Quaresma e o tema da aliança – 3

Dom Aloísio A. Dilli
Bispo de Santa Cruz do Sul (SP)

Caros diocesanos. A quaresma vai adiantada e a Páscoa se aproxima. Já refletimos, em programas anteriores, sobre a Campanha da Fraternidade, com o tema: Fraternidade e superação da violência, tendo como lema: Em Cristo somos todos irmãos (Mt 23,8); da mesma forma temos acompanhado a temática da aliança de Deus com seu Povo, a partir das leituras da liturgia da Palavra, em quatro domingos da quaresma.
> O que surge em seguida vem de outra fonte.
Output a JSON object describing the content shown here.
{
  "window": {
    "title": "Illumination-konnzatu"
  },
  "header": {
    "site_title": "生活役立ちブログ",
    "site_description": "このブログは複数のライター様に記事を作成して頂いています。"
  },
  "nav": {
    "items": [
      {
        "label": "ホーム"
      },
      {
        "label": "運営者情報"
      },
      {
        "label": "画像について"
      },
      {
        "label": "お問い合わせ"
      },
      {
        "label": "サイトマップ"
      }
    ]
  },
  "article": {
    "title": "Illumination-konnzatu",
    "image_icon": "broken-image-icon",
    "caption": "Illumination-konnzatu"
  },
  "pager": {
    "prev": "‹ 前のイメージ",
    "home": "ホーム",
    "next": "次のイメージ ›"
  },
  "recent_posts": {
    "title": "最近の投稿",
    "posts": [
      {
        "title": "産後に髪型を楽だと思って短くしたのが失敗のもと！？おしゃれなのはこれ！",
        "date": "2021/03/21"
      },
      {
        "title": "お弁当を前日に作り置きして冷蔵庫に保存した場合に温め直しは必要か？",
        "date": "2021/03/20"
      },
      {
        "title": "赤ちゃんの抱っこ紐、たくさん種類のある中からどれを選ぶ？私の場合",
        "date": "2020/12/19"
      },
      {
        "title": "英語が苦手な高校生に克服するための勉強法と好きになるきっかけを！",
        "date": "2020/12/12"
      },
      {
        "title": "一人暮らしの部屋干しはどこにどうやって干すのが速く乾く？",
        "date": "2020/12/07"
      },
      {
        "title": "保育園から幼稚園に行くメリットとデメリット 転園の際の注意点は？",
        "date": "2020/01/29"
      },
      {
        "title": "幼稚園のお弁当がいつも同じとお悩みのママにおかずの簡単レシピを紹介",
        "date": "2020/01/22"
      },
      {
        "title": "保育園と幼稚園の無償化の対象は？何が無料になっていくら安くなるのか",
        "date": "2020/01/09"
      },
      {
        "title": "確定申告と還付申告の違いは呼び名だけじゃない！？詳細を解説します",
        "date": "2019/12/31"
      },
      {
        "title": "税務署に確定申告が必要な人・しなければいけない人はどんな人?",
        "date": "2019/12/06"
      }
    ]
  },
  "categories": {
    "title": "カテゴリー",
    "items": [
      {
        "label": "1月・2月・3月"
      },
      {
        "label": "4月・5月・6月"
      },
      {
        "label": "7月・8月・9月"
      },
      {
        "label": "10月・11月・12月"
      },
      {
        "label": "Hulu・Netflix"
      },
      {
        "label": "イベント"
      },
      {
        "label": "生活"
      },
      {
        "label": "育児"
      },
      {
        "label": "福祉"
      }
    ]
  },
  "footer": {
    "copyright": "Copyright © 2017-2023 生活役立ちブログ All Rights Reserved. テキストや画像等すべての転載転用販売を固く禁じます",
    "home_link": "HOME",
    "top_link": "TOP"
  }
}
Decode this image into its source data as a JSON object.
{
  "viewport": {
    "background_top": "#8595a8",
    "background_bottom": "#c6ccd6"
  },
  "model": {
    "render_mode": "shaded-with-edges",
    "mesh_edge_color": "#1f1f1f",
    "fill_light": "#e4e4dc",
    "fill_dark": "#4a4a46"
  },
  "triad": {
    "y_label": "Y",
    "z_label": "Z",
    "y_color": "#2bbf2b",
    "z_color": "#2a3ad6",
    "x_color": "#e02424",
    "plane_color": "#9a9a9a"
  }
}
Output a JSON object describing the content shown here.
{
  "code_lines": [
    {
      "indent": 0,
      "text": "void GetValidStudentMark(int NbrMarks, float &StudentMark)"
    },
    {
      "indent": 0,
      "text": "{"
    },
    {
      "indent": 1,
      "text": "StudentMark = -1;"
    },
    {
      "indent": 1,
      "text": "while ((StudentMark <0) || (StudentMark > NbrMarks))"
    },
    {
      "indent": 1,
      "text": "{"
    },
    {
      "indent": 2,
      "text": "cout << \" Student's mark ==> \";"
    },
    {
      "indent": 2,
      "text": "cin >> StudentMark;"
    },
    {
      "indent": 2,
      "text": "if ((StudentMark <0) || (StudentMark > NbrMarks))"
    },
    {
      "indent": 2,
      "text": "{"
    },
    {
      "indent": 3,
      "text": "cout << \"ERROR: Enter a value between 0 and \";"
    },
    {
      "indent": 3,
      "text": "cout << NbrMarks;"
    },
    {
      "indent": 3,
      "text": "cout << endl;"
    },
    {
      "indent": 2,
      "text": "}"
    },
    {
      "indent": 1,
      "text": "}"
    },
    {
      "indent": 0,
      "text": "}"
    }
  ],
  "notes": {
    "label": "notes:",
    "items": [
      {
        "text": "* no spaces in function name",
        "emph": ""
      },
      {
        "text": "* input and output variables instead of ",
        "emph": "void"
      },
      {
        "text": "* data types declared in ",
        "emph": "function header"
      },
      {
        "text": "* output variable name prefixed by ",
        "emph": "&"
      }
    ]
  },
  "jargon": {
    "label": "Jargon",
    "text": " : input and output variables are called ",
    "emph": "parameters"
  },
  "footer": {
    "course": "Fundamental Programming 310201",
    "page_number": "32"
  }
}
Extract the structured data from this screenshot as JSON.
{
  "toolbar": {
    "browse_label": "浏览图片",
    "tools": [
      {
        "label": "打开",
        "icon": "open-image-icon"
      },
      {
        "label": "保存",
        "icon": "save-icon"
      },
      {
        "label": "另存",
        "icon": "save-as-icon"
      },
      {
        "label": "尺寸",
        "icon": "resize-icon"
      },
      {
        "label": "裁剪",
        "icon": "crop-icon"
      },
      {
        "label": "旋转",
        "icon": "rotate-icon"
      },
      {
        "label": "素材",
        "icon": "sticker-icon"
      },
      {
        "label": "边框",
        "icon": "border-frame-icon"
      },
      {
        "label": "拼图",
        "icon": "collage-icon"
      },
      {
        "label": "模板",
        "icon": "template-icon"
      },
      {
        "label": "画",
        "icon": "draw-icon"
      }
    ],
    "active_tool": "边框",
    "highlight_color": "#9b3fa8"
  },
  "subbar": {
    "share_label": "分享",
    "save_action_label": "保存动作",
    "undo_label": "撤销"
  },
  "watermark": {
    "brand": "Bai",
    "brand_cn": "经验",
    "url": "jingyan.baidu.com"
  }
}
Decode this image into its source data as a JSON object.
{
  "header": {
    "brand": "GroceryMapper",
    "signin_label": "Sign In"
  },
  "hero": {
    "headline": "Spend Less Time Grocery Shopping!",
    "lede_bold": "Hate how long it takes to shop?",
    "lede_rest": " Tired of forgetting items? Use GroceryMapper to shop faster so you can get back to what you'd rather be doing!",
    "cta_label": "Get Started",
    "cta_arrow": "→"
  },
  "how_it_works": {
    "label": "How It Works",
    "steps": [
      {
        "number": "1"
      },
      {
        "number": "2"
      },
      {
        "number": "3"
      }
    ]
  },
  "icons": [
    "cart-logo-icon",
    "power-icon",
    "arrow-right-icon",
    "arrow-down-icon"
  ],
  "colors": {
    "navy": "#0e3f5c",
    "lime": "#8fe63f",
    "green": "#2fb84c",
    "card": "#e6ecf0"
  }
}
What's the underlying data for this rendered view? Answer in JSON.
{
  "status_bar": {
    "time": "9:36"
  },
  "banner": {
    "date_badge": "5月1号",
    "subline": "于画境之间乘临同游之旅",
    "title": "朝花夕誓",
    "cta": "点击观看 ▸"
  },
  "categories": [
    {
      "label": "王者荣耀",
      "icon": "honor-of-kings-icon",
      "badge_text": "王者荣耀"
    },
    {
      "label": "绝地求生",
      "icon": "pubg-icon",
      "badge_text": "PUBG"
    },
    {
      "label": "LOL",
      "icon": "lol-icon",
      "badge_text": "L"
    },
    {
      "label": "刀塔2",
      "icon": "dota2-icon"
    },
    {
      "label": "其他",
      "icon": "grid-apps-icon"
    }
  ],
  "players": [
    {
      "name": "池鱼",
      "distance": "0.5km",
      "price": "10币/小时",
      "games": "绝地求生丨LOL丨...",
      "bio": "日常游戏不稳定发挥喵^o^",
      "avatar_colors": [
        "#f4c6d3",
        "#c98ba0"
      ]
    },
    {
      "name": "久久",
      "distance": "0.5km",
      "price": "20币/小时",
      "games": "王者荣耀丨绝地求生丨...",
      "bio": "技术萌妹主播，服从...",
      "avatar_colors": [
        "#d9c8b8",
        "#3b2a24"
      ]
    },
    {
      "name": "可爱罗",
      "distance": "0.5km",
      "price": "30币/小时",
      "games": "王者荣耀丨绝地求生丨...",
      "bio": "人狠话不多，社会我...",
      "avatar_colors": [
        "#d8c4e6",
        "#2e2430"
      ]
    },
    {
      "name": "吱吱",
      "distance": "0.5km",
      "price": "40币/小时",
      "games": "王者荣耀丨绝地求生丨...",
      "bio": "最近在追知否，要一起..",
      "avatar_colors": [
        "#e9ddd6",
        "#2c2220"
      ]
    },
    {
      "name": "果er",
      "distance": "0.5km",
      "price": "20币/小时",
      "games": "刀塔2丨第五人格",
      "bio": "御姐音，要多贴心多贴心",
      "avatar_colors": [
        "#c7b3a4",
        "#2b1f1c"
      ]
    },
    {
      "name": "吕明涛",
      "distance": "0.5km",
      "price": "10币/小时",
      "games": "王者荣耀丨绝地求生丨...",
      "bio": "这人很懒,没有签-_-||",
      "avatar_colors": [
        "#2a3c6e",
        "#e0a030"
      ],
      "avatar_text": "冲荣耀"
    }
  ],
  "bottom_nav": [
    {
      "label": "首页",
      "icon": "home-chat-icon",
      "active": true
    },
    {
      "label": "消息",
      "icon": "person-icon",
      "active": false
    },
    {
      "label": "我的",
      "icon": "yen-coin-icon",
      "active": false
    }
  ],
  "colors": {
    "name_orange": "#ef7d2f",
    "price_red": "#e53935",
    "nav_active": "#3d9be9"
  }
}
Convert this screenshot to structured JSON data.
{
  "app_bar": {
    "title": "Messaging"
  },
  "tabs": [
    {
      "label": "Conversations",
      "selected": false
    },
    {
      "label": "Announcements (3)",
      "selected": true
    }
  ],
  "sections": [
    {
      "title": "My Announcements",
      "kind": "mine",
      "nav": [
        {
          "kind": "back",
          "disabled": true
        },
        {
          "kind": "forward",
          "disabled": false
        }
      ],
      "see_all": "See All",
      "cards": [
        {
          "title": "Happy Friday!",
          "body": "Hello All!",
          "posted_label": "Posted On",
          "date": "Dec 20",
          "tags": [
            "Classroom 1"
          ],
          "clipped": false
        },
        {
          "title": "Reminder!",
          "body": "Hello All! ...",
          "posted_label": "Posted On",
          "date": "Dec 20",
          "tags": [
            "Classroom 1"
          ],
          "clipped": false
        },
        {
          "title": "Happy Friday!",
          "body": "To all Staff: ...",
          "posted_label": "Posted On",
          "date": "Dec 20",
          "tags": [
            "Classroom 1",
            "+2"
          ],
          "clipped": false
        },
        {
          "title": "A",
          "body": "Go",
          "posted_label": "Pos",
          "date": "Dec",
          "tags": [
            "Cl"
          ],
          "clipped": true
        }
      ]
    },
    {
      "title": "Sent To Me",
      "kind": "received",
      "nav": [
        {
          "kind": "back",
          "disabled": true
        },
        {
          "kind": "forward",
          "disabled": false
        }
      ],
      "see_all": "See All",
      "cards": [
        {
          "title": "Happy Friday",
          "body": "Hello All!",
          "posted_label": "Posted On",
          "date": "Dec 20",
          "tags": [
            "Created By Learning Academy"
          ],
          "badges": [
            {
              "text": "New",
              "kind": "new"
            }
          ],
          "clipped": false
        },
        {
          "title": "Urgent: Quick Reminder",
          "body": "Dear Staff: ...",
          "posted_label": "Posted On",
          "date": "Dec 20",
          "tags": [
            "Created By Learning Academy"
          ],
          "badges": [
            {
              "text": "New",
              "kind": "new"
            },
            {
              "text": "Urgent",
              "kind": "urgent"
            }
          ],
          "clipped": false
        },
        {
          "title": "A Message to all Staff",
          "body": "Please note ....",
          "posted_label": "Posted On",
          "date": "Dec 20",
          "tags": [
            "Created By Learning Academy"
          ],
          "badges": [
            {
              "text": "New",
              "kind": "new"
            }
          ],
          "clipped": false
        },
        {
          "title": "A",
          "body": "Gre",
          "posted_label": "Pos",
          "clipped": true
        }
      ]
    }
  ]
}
Hoje continuamos a abordar o tema da aliança no 5º Domingo deste tempo especial de penitência e de conversão de vida.

  • Quinto Domingo da Quaresma: Na primeira leitura (Jer 31, 31-34) o profeta Jeremias, com palavras consoladoras, dá esperança de retorno ao povo exilado, anunciando nova e definitiva aliança, não como as anteriores, que muitas vezes fracassaram: “Porei a minha lei nos seus corações e a imprimirei em suas mentes. Então serei o seu Deus e eles serão o meu povo… Perdoarei a sua culpa e não lembrarei mais o seu pecado” (Jer 31, 33-34). Já percebemos que o evangelista São João vai anunciando a paixão de Jesus com diversos símbolos: o templo destruído e reconstruído, símbolo de seu próprio corpo, morto e ressuscitado; a serpente no deserto, elevada na haste e que cura, símbolo da cruz salvadora; e o grão de trigo, que precisa morrer para frutificar. O evangelho deste domingo (Jo 12, 20-33) revela claramente que chegou “a hora” de Jesus ser elevado (glorificado); não se trata da hora cronológica, mas o tempo da salvação a ser realizado em Cristo: se o grão de trigo não cair na terra e morrer, ficará sem fruto. Mas se morrer dará frutos abundantes. Jesus faz um convite ao seguimento nesse doar a sua vida, prometendo que onde Ele estiver, lá estará também o seu discípulo. Jesus termina dizendo que, ao ser elevado, vai atrair todos a Ele, manifestando sua infinita misericórdia salvadora. A segunda leitura do dia (Hb 5, 7-9) deixa claro que Jesus é o cumprimento da promessa da aliança nova e definitiva, pois sua obediência ao Pai foi total. Por ele o pecado é destruído e assim torna-se fonte de salvação eterna para todos que lhe obedecem, em todos os tempos e lugares. Também para todos nós.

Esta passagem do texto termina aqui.